# Gas system for burners.



## Tony Bird (Oct 6, 2016)

Hi,

Somewhere in a field there is part of our portable gas cooker that we use for picnics and the like.  When we were recently away we went to use it and found one of the saucepan supports missing.





The cooker has spent many years bouncing around in our camping trailer so doesn't owe us anything.  A new one has been purchased for £14.99.  I had often thought that it might be possible to use the gas control system from these cookers to control the burners used in model boilers.  So I had a go.  First the plastic knob of the lever was pulled off and the gas control wheel removed.





The gas ring, peizo ignition and casing was removed leaving the control valve which is fitted with a gas pressure regulator and the system for connecting the gas canister.

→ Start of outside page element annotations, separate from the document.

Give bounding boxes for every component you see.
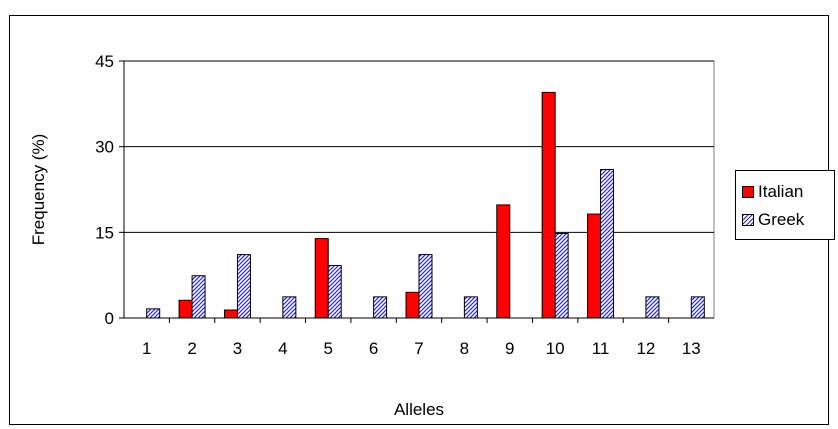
bar-italian-3	[223, 309, 238, 319]
bar-greek-4	[282, 296, 297, 319]
x-tick-label-1: 1	[142, 339, 151, 358]
bar-greek-3	[236, 254, 251, 319]
bar-greek-8	[463, 296, 478, 319]
legend-swatch-greek	[742, 214, 754, 226]
bar-greek-1	[146, 308, 161, 319]
y-tick-label-0: 0	[105, 309, 114, 328]
bar-greek-2	[191, 275, 206, 319]
bar-greek-11	[600, 169, 615, 319]
bar-italian-9	[496, 204, 511, 319]
x-tick-label-10: 10	[546, 339, 565, 358]
bar-greek-6	[373, 296, 388, 319]
x-tick-label-11: 11	[592, 339, 610, 358]
x-tick-label-7: 7	[414, 339, 423, 358]
bar-greek-7	[418, 254, 433, 319]
bar-greek-12	[645, 296, 660, 319]
bar-italian-7	[405, 291, 420, 319]
x-tick-label-2: 2	[187, 339, 196, 358]
x-tick-label-12: 12	[636, 339, 655, 358]
x-tick-label-6: 6	[369, 339, 378, 358]
bar-italian-5	[314, 238, 329, 319]
y-tick-label-1: 15	[95, 223, 114, 242]
gridlines	[124, 60, 714, 233]
bar-greek-10	[554, 232, 569, 319]
legend-swatch-italian	[742, 186, 754, 198]
x-tick-label-4: 4	[278, 339, 287, 358]
x-tick-label-8: 8	[460, 339, 469, 358]
bar-greek-5	[327, 264, 342, 319]
bar-italian-11	[587, 213, 602, 319]
y-tick-label-3: 45	[95, 52, 114, 71]
y-tick-label-2: 30	[95, 138, 114, 157]
x-tick-label-5: 5	[323, 339, 332, 358]
legend-item-italian: Italian	[742, 181, 803, 203]
x-tick-label-13: 13	[682, 339, 701, 358]
bar-italian-2	[178, 299, 193, 319]
bar-italian-10	[541, 91, 556, 319]
legend-item-greek: Greek	[742, 209, 804, 231]
bar-greek-13	[690, 296, 705, 319]
y-axis-label: Frequency (%)	[29, 134, 48, 245]
ticks	[119, 60, 670, 323]
x-tick-label-9: 9	[505, 339, 514, 358]
legend-label-greek: Greek	[758, 210, 805, 229]
legend: Italian Greek	[735, 170, 835, 240]
bars	[146, 91, 705, 319]
legend-label-italian: Italian	[758, 182, 804, 201]
x-axis-label: Alleles	[394, 400, 444, 419]
x-tick-label-3: 3	[233, 339, 242, 358]
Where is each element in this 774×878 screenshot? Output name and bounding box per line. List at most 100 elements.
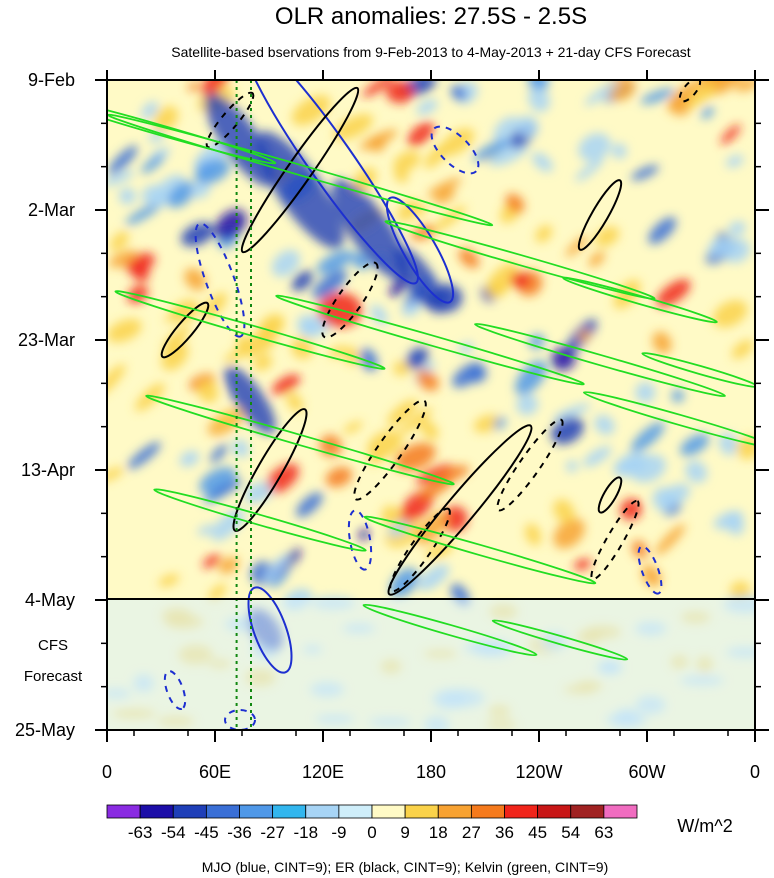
anomaly-blob [253, 354, 273, 371]
anomaly-blob [167, 181, 196, 208]
anomaly-blob [401, 302, 421, 317]
anomaly-blob [407, 121, 434, 147]
x-axis: 0 60E 120E 180 120W 60W 0 [102, 70, 760, 782]
anomaly-blob [427, 177, 462, 197]
anomaly-blob [197, 524, 215, 536]
anomaly-blob [209, 479, 243, 499]
anomaly-blob [197, 379, 219, 404]
colorbar-swatch [371, 804, 406, 819]
kelvin-contour [107, 95, 277, 165]
x-tick-label: 120W [515, 762, 562, 782]
anomaly-blob [575, 158, 604, 182]
anomaly-blob [578, 133, 611, 162]
anomaly-blob [211, 509, 245, 541]
anomaly-blob [574, 558, 591, 571]
anomaly-blob [648, 217, 677, 245]
anomaly-blob [417, 564, 450, 591]
anomaly-blob [416, 512, 448, 545]
anomaly-blob [107, 467, 124, 482]
anomaly-blob [325, 467, 353, 488]
anomaly-blob [731, 339, 754, 359]
anomaly-blob [701, 106, 714, 119]
anomaly-blob [118, 187, 136, 205]
anomaly-blob [184, 268, 206, 291]
er-contour [389, 507, 451, 593]
anomaly-blob [613, 455, 639, 474]
anomaly-blob [635, 382, 656, 403]
kelvin-contour [562, 276, 718, 324]
anomaly-blob [416, 99, 438, 115]
colorbar-swatch [338, 804, 373, 819]
colorbar-swatch [437, 804, 472, 819]
chart-subtitle: Satellite-based bservations from 9-Feb-2… [171, 44, 691, 60]
anomaly-blob [424, 143, 449, 169]
anomaly-blob [468, 366, 487, 383]
anomaly-blob [473, 414, 501, 433]
anomaly-blob [158, 574, 180, 587]
x-tick-label: 60W [628, 762, 665, 782]
mjo-contour [247, 586, 293, 674]
y-tick-label: 25-May [15, 720, 75, 740]
anomaly-blob [718, 432, 738, 456]
colorbar-swatch [305, 804, 340, 819]
anomaly-blob [595, 226, 620, 247]
plot-area [106, 79, 756, 731]
mjo-contour [163, 670, 187, 710]
anomaly-blob [291, 270, 313, 292]
mjo-contour [385, 196, 455, 304]
contour-legend: MJO (blue, CINT=9); ER (black, CINT=9); … [202, 859, 609, 875]
colorbar-swatch [239, 804, 274, 819]
wave-filtered-contours [107, 80, 755, 730]
colorbar-level-label: 27 [462, 823, 481, 842]
anomaly-blob [333, 113, 374, 141]
anomaly-blob [141, 154, 165, 174]
anomaly-blob [190, 180, 211, 199]
anomaly-blob [420, 419, 439, 440]
y-tick-label: 23-Mar [18, 330, 75, 350]
anomaly-blob [316, 250, 354, 274]
anomaly-blob [331, 179, 409, 281]
anomaly-blob [263, 554, 291, 583]
kelvin-contour [582, 391, 755, 449]
anomaly-blob [656, 279, 691, 307]
anomaly-blob [107, 170, 135, 187]
colorbar-swatch [504, 804, 539, 819]
anomaly-blob [416, 370, 439, 391]
anomaly-blob [584, 80, 620, 106]
anomaly-blob [358, 529, 370, 541]
er-contour [232, 408, 308, 532]
anomaly-blob [458, 342, 474, 354]
x-tick-label: 0 [750, 762, 760, 782]
anomaly-blob [565, 235, 588, 258]
forecast-region-shade [107, 600, 755, 730]
anomaly-blob [712, 300, 748, 328]
anomaly-blob [640, 88, 675, 105]
kelvin-contour [491, 619, 629, 661]
anomaly-blob [516, 115, 539, 138]
er-contour [240, 86, 360, 254]
anomaly-blob [582, 446, 612, 467]
anomaly-blob [728, 221, 746, 236]
y-axis: 9-Feb 2-Mar 23-Mar 13-Apr 4-May 25-May [15, 70, 769, 740]
anomaly-blob [611, 143, 627, 159]
anomaly-blob [685, 460, 708, 483]
colorbar-swatch [537, 804, 572, 819]
colorbar-level-label: -36 [227, 823, 252, 842]
anomaly-blob [343, 421, 363, 434]
anomaly-blob [127, 441, 161, 470]
kelvin-contour [474, 322, 726, 398]
colorbar-swatch [470, 804, 505, 819]
anomaly-blob [270, 566, 290, 588]
mjo-contour [224, 709, 256, 730]
anomaly-blob [458, 248, 480, 269]
x-tick-label: 180 [416, 762, 446, 782]
anomaly-blob [553, 499, 575, 524]
colorbar-swatch [106, 804, 141, 819]
anomaly-blob [202, 554, 221, 569]
anomaly-blob [141, 184, 165, 206]
anomaly-blob [272, 374, 301, 395]
mjo-contour [347, 509, 373, 571]
colorbar-level-label: -27 [260, 823, 285, 842]
anomaly-blob [208, 583, 227, 602]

The control valve and the pipe and jet that fed the gas ring.





The gas feed pipe is sealed into the valve housing using a compressed 'O' ring.

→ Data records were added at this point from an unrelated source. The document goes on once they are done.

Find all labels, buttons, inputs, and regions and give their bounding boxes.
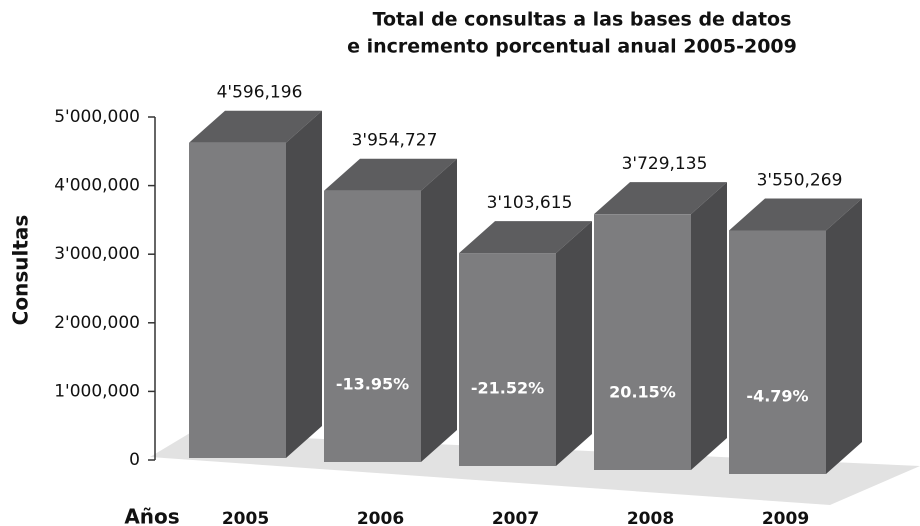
bar-side (421, 158, 457, 462)
x-tick-label: 2009 (762, 509, 809, 526)
bar (324, 190, 421, 462)
y-tick-label: 2'000,000 (54, 313, 140, 333)
x-axis-label: Años (124, 505, 179, 526)
bar-side (286, 110, 322, 458)
x-tick-label: 2007 (492, 509, 539, 526)
value-label: 3'103,615 (487, 193, 573, 213)
bar-side (556, 221, 592, 466)
x-tick-label: 2005 (222, 509, 269, 526)
bar-side (691, 182, 727, 470)
value-label: 3'954,727 (352, 131, 438, 151)
bar (459, 253, 556, 466)
bar-top (594, 182, 727, 215)
bar (594, 214, 691, 470)
percent-label: 20.15% (609, 383, 676, 402)
x-tick-label: 2008 (627, 509, 674, 526)
percent-label: -13.95% (336, 375, 409, 394)
bar (729, 230, 826, 474)
value-label: 4'596,196 (217, 83, 303, 103)
bar-top (459, 221, 592, 254)
bar (189, 142, 286, 458)
bar-top (729, 198, 862, 231)
bar-top (324, 158, 457, 191)
bar-side (826, 198, 862, 475)
value-label: 3'729,135 (622, 154, 708, 174)
percent-label: -21.52% (471, 379, 544, 398)
chart-title: Total de consultas a las bases de datos (373, 9, 792, 31)
y-tick-label: 4'000,000 (54, 176, 140, 196)
y-tick-label: 3'000,000 (54, 244, 140, 264)
y-tick-label: 5'000,000 (54, 107, 140, 127)
percent-label: -4.79% (746, 387, 808, 406)
chart-subtitle: e incremento porcentual anual 2005-2009 (347, 36, 797, 58)
y-axis-label: Consultas (9, 215, 33, 326)
x-tick-label: 2006 (357, 509, 404, 526)
value-label: 3'550,269 (757, 170, 843, 190)
bar-top (189, 110, 322, 143)
y-tick-label: 0 (129, 450, 140, 470)
y-tick-label: 1'000,000 (54, 381, 140, 401)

Part of the lever that operates the gas canister was cut off as it now had no function.





The gas jet was removed and a new copper pipe was hard soldered to the original gas pipe.





After testing for leaks using soapy water the gas system was tried with a with a temporary connection to a small gas poker burner.  A proper screw fitting using an 'O' ring as a seal will be fitted.





As most of the not needed casing was cut off leaving a fairly small unit that uses inexpensive gas canisters.





As the system uses a gas regulator it means that the delivered gas pressure is a lot lower than running with just a regulator only.  It also means that the maximum delivered gas pressure should be constant.  With the lower pressure I expect larger jets will be needed for bigger burners.  I will experiment and report.

Regards Tony.


----------